O Hong Kong Genome Project (HKGP), publicado na Nature Medicine em maio de 2026, sequenciou o genoma completo de n=52.384 participantes entre 2021 e 2025. Os resultados desafiam premissas fundamentais da medicina contemporânea — e têm implicações diretas para qualquer país cuja população não seja predominantemente europeia, incluindo o Brasil.
O viés genômico que a medicina ocidental construiu
Para compreender a importância do HKGP, é necessário entender o problema que ele busca resolver. Os grandes bancos de dados genômicos que sustentam a medicina de precisão atual — UK Biobank (Reino Unido), All of Us (Estados Unidos), FinnGen (Finlândia) — foram construídos majoritariamente com participantes de ascendência europeia. Estima-se que mais de 80% dos estudos de associação genômica ampla (GWAS) publicados até 2024 tenham sido conduzidos em populações europeias.

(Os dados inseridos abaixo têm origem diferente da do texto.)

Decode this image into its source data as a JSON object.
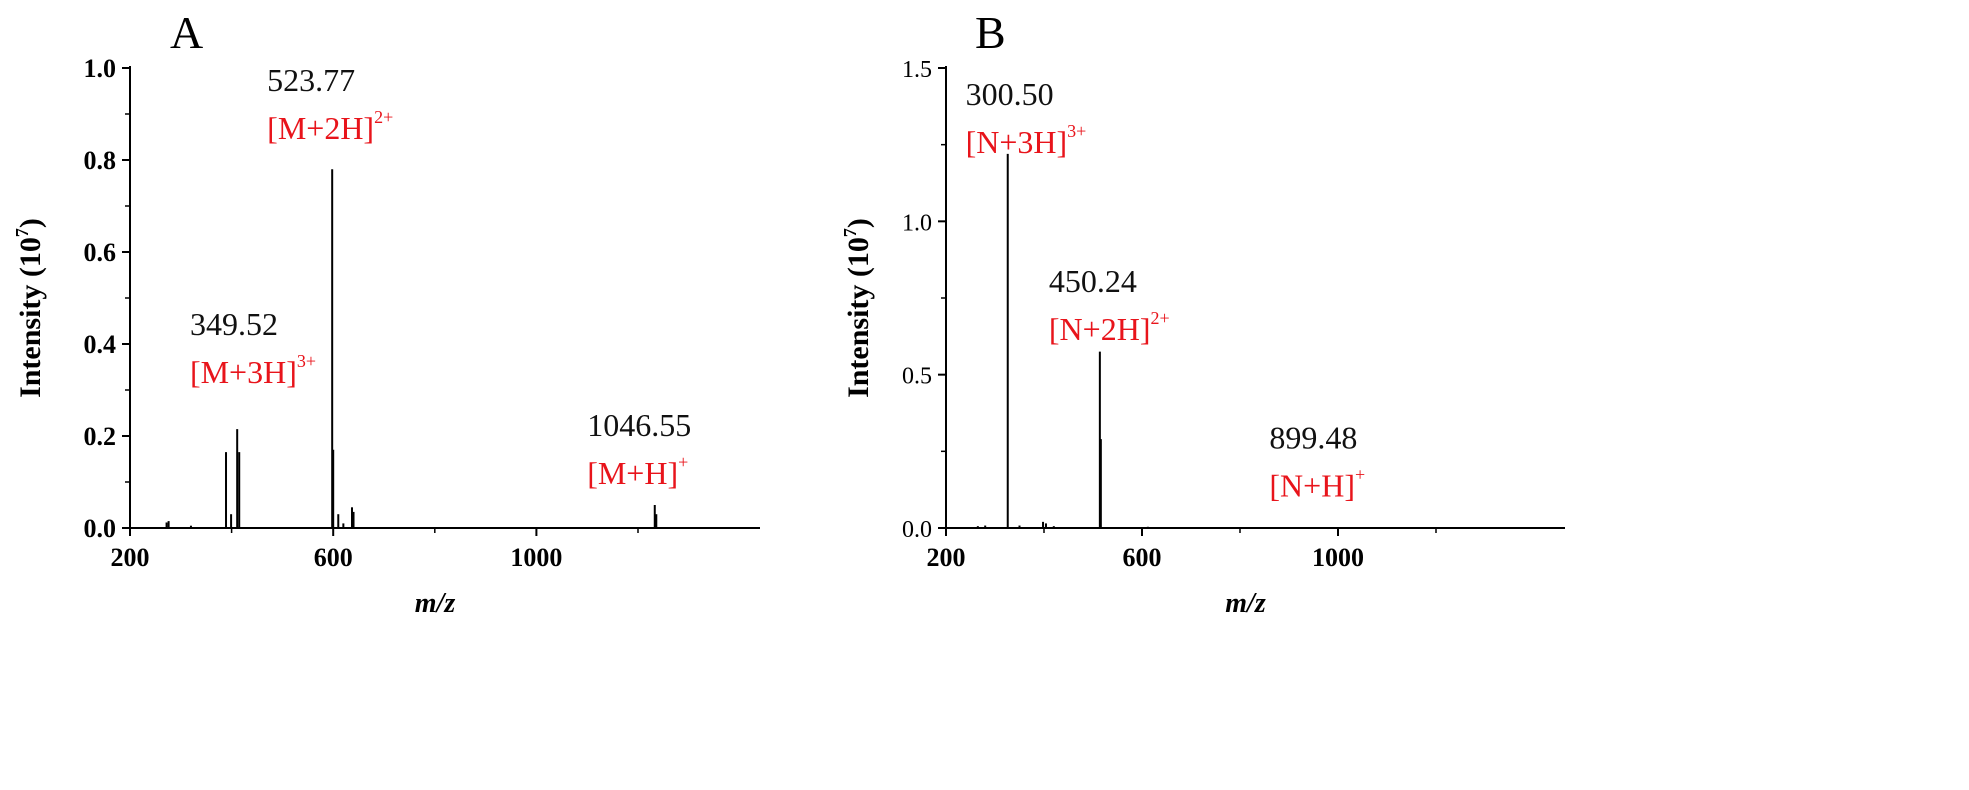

Essa concentração gera consequências clínicas mensuráveis. Variantes genéticas comuns em populações do leste asiático, do sul da Ásia, da África subsaariana ou da América Latina podem ser classificadas incorretamente quando interpretadas contra painéis de referência europeus. Uma variante benigna em cantoneses pode aparecer como "de significado incerto" (VUS) em bancos predominantemente caucasianos — e vice-versa. Decisões clínicas baseadas nessas classificações equivocadas podem levar a investigações desnecessárias, tratamentos inadequados ou omissão de diagnósticos relevantes.
O HKGP foi desenhado especificamente para corrigir essa lacuna. E os números mostram que a correção era urgente: o projeto reclassificou mais de 1.200 variantes anteriormente categorizadas como VUS, atribuindo-lhes classificações definitivas — patogênicas ou benignas — com base no novo painel de referência populacional.
Farmacogenômica: quando o genoma deveria mudar a receita
O achado mais imediatamente acionável do HKGP é farmacogenômico. Entre os 52.384 participantes, 34% carregavam ao menos uma variante farmacogenômica clinicamente acionável — isto é, uma alteração genética que, segundo diretrizes internacionais do Clinical Pharmacogenetics Implementation Consortium (CPIC), deveria modificar a escolha ou a dose de pelo menos um medicamento de uso corrente.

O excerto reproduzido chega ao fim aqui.